I think transcendental has different meanings depending on the context. There seem to be at least two different meanings:
Knowledge pertaining not to objects, but with the mode in which we perceive objects; as opposite of empirical, which pertains to objects of experience. Basically a "meta" discourse.
That which is independent of the conditions of human sensibility.
But in general, the term transcendental is connected to the conditions of human sensibility. The pure forms of human sensibility are transcendentally ideal, and the thing-in-itself is transcendentally real.
I don't know if I would describe transcendental as before or prior to experience. That would just be a priori, I think. The Transcendental Aesthetic is one part of the general question, "how are synthetic a priori judgements possible?", and it focuses on the conditions of sensibility, whereas the Transcendental Logic focuses on the conditions of thought. — darthbarracuda
I did some reading on the NKS commentary to the CPR for this points. NKS summaries 3 different definitions on transcendental of Kant in the CPR.

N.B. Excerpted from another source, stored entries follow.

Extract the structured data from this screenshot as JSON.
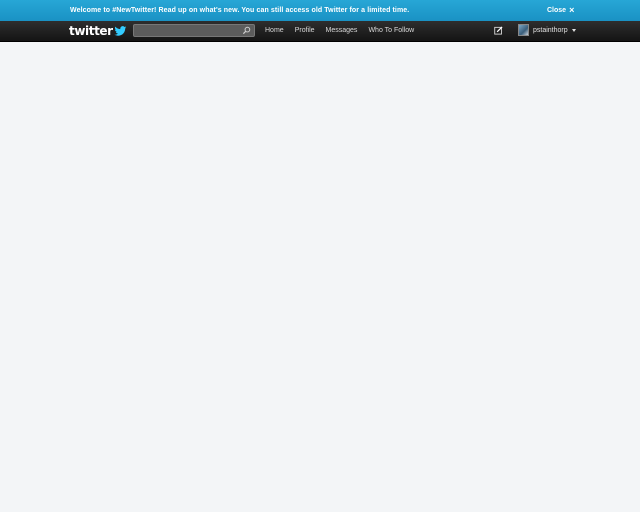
{
  "banner": {
    "message": "Welcome to #NewTwitter! Read up on what's new. You can still access old Twitter for a limited time.",
    "close_label": "Close",
    "close_glyph": "×"
  },
  "topbar": {
    "logo_text": "twitter",
    "search": {
      "value": "",
      "placeholder": ""
    },
    "nav": {
      "home": "Home",
      "profile": "Profile",
      "messages": "Messages",
      "who_to_follow": "Who To Follow"
    },
    "account": {
      "username": "pstainthorp"
    }
  },
  "colors": {
    "banner_bg": "#1a9acb",
    "topbar_bg": "#1e1e1e",
    "page_bg": "#f3f5f7",
    "brand_blue": "#33ccff"
  },
  "icons": {
    "logo_bird": "bird-icon",
    "search": "search-icon",
    "compose": "compose-icon",
    "caret": "caret-down-icon"
  }
}
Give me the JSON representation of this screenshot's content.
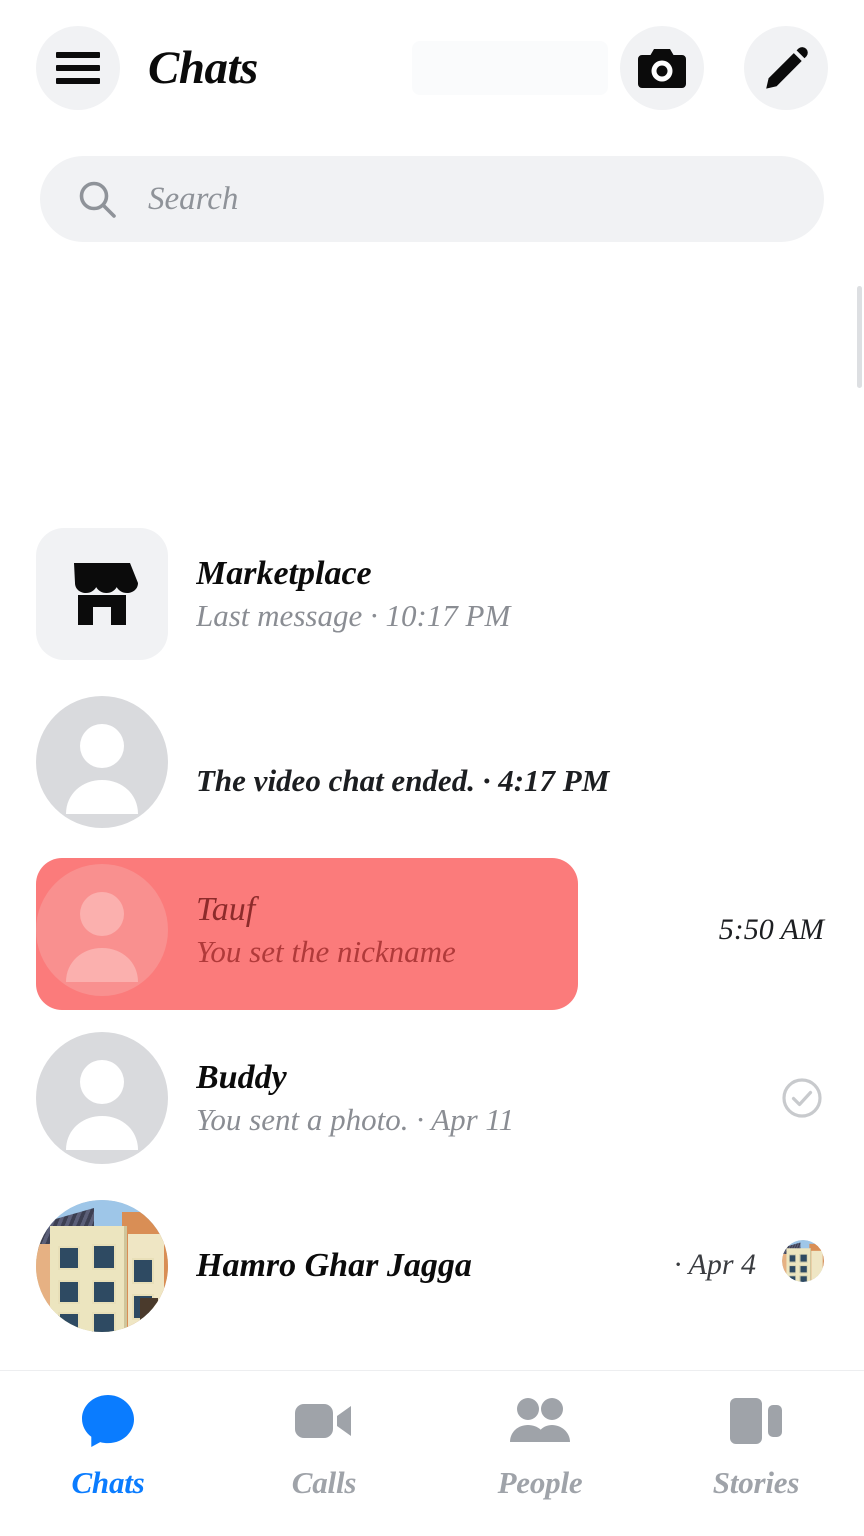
{
  "header": {
    "menu_icon": "hamburger-menu-icon",
    "title": "Chats",
    "camera_icon": "camera-icon",
    "compose_icon": "pencil-compose-icon"
  },
  "search": {
    "icon": "search-icon",
    "placeholder": "Search",
    "value": ""
  },
  "chats": [
    {
      "name": "Marketplace",
      "preview": "Last message · 10:17 PM",
      "avatar_type": "marketplace-icon",
      "time": "",
      "receipt": "none",
      "unread": false,
      "selected": false
    },
    {
      "name": "",
      "preview": "The video chat ended. · 4:17 PM",
      "avatar_type": "person-placeholder",
      "time": "",
      "receipt": "none",
      "unread": true,
      "selected": false
    },
    {
      "name": "Tauf",
      "preview": "You set the nickname",
      "avatar_type": "person-placeholder",
      "time": "5:50 AM",
      "receipt": "none",
      "unread": false,
      "selected": true
    },
    {
      "name": "Buddy",
      "preview": "You sent a photo. · Apr 11",
      "avatar_type": "person-placeholder",
      "time": "",
      "receipt": "check-circle-icon",
      "unread": false,
      "selected": false
    },
    {
      "name": "Hamro Ghar Jagga",
      "preview": "· Apr 4",
      "avatar_type": "building-photo",
      "time": "",
      "receipt": "avatar-thumb",
      "unread": false,
      "selected": false
    }
  ],
  "bottom_nav": [
    {
      "label": "Chats",
      "icon": "chat-bubble-icon",
      "active": true
    },
    {
      "label": "Calls",
      "icon": "video-camera-icon",
      "active": false
    },
    {
      "label": "People",
      "icon": "people-icon",
      "active": false
    },
    {
      "label": "Stories",
      "icon": "stories-icon",
      "active": false
    }
  ],
  "colors": {
    "accent_blue": "#0a7cff",
    "selection_pink": "#fb7b7b",
    "inactive_gray": "#9fa3a9",
    "chip_gray": "#f1f2f4"
  }
}
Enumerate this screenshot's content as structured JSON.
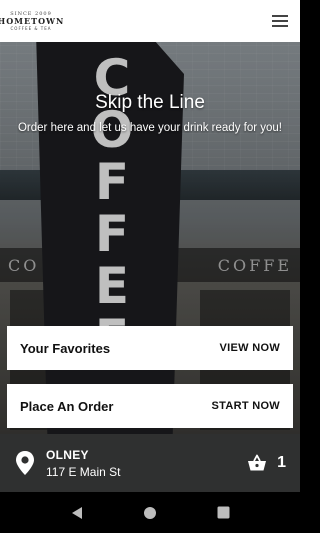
{
  "header": {
    "logo_top": "SINCE 2009",
    "logo_main": "HOMETOWN",
    "logo_sub": "COFFEE & TEA",
    "menu_icon": "hamburger-menu-icon"
  },
  "hero": {
    "title": "Skip the Line",
    "subtitle": "Order here and let us have your drink ready for you!",
    "banner_letters": [
      "C",
      "O",
      "F",
      "F",
      "E",
      "E"
    ],
    "sign_left": "CO",
    "sign_right": "COFFE"
  },
  "cards": [
    {
      "title": "Your Favorites",
      "action": "VIEW NOW"
    },
    {
      "title": "Place An Order",
      "action": "START NOW"
    }
  ],
  "location": {
    "city": "OLNEY",
    "address": "117 E Main St",
    "pin_icon": "location-pin-icon",
    "basket_icon": "basket-icon",
    "basket_count": "1"
  },
  "colors": {
    "topbar": "#ffffff",
    "location_bar": "#2f3030",
    "card": "#ffffff",
    "navbar": "#000000"
  }
}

"1. Transcendental" is primarily employed by Kant as a name for a certain kind of knowledge. Transcendental is knowledge not of objects, but of the nature and condition of our a priori condition of them. In other words, a priori knowledge must not be asserted, simply because it is a priori, to be transcendental ; this title applies only to such knowledge as constitutes a theory or science of the a priori. Transcendental knowledge or transcendental philosophy must therefore be taken as coinciding ; and as thus coincident, they signify the science of possibility, nature and limits of a priori knowledge. The term similarly applies to the subdivisions of the Critique. The Aesthetic is transcendental in that it establishes the a priori character of the forms of sensibility ; the Analytic in that it determines the a priori principles of understanding, and the part which they play in the constitution of knowledge ....
But later in the critique Kant employs the term transcendental in the a second sense, namely, to denote a priori factors in knowledge. All representations which are a priori and yet are applicable to objects are transcendental. The term is then defined through its distinction from the empirical on the one hand, and from the transcendent on the other.
2. An intuition or conception is transcendental when it originates in pure reason, and yet at the same time goes to constitute an a priori knowledge of objects. The contrast between the transcendental and the transcendent, as similarly determined upon by Kant, is equally fundamental, but is quite of different character. That is transcendent which lies entirely beyond experience ; whereas the transcendental signifies those a priori elements which underlie experience as its necessary conditions. The transcendent is always unknowable. The transcendental is that which by conditioning experience renders all knowledge, whether a priori or empirical, possible. The direct opposite of the transcendent is the immanent, which as such includes both the transcendental and the empirical. ....
3. The third meaning of the term transcendental arises through its extension from the a priori intuitions and concepts to the processes and faculties to which they are supposed to be due. Thus Kant speaks of the transcendental syntheses of the apprehension, reproduction, and recognition, and of the transcendental faculties of imagination and undertaking. In this which render experience possible. And in as much as processes and faculties can hardly be entitled
a priori, Kant has in this third application of the term departed still further from this first definition of it." -
NKS Commentary to the CPR pp. 73-76 1922
I have based my interpretation of transcendental from the 2nd definition in NKS commentary to the CPR.
"The transcendental is that which by conditioning experience renders all knowledge, whether a priori or empirical, possible. The direct opposite of the transcendent is the immanent, which as such includes both the transcendental and the empirical."
That was a critical point, on which my understanding of transcendental in Transcendental Aesthetics was based.
The condition of experience must be prior / before to experience logically, otherwise it is not condition at all. If it is the same as experience then it would be experience itself, if after experience, then it would be the effect / result of experience.
Experience must always be the experience of something of someone. So it must have the subject of experience, and also the object of experience too. Experience in general before the real experience by the subject about something is a blank concept which has no meaning on its own, because there is no such an object which stands for experience in the real world. All experience is mental and has its subject and object to be meaningful.
Therefore the term a priori is also prior / before to experience to be meaningful, because on its own without matching real world experience of someone about something, it also is just a blank concept.
That was my understanding, but of course I imagine that it is subjective, and do expect possible criticisms.